Jan 22 (Reuters) - IBM Corp reported a smaller-than-expected 3.5 percent drop in fourth-quarter revenue on Tuesday, as higher sales in its newer businesses such as cloud, software and services partially offset tapering sales of its latest mainframe computers and the pressures from a strong dollar.
However, the company, which is wrapping up its $34 billion cloud deal for Linux software maker Red Hat Inc, guided 2019 free cash flow below analysts' expectation, adding to investor concerns following the deal, the company's biggest.
IBM said revenue slipped to $21.76 billion in the three months ended Dec. 31, but came in above analysts' average estimate of $21.71 billion, according to IBES data from Refinitiv.
The company reported net income of $1.95 billion, or $2.15 per share, compared with a loss of $1.05 billion, or $1.14 per share, a year earlier.
IBM recorded a charge of $1.9 billion related to the U.S. tax overhaul in the latest reported quarter. The company took a $5.5 billion charge related to the tax reform in the year-ago quarter.
Excluding special items, the company earned $4.87 per share. Analysts had expected $4.82. It was not immediately clear if the numbers were comparable.
IBM also forecast operating earnings for 2019 to be "at least" $13.90 per share, while analysts on average were expecting $13.79.
The company said it expects free cash flow of about $12 billion for the year, roughly in line with 2018. Analysts on average are expecting $12.67 billion for 2019.
Under Chief Executive Officer Ginni Rommetty, IBM has been refocusing toward faster-growing cloud and analytics services to lower its dependence on its traditional hardware products and reverse years of revenue declines
Underscoring that push, IBM in October agreed to buy Red Hat, a deal expected to close in the second half of the year.
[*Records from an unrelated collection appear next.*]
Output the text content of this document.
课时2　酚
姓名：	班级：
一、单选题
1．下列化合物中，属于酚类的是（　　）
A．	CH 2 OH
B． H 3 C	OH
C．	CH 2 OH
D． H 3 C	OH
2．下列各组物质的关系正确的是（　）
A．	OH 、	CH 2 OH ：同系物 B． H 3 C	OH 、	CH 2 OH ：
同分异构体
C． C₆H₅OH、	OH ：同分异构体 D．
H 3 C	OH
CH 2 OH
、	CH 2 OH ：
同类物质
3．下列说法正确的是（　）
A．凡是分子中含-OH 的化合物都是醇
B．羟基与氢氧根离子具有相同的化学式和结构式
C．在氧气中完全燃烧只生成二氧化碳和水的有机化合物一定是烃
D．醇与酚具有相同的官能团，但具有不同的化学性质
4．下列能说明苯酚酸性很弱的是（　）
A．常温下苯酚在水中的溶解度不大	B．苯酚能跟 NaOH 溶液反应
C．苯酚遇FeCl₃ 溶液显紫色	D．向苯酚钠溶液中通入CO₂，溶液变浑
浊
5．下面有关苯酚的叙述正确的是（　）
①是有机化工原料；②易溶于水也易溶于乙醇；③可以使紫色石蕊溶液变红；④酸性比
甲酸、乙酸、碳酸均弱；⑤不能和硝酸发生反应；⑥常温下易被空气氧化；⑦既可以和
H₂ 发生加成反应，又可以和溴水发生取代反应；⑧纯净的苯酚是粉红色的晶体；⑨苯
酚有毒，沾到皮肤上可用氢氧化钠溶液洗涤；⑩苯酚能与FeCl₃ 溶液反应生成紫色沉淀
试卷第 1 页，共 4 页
The company is also shedding some of its legacy business as part of the shift. The company said in December it would sell some of its software products business to India's HCL Technologies for $1.80 billion.
IBM said its cloud business, part of what it refers to as "strategic imperatives", grew 12 percent to $19.2 billion in 2018.
The company's cognitive software business, which houses artificial intelligence platform Watson, analytics and cybersecurity services and is its second biggest, reported sales of $5.46 billion, compared with analysts' expectation of $5.25 billion.
IBM's revenue of $4.32 billion from its global businesses services segment also beat estimates of $4.15 billion.
The Armonk, New York-based technology services giant, which makes over 60 percent of its revenue from outside the United States, had warned in the third quarter that a strong dollar would hit its revenue.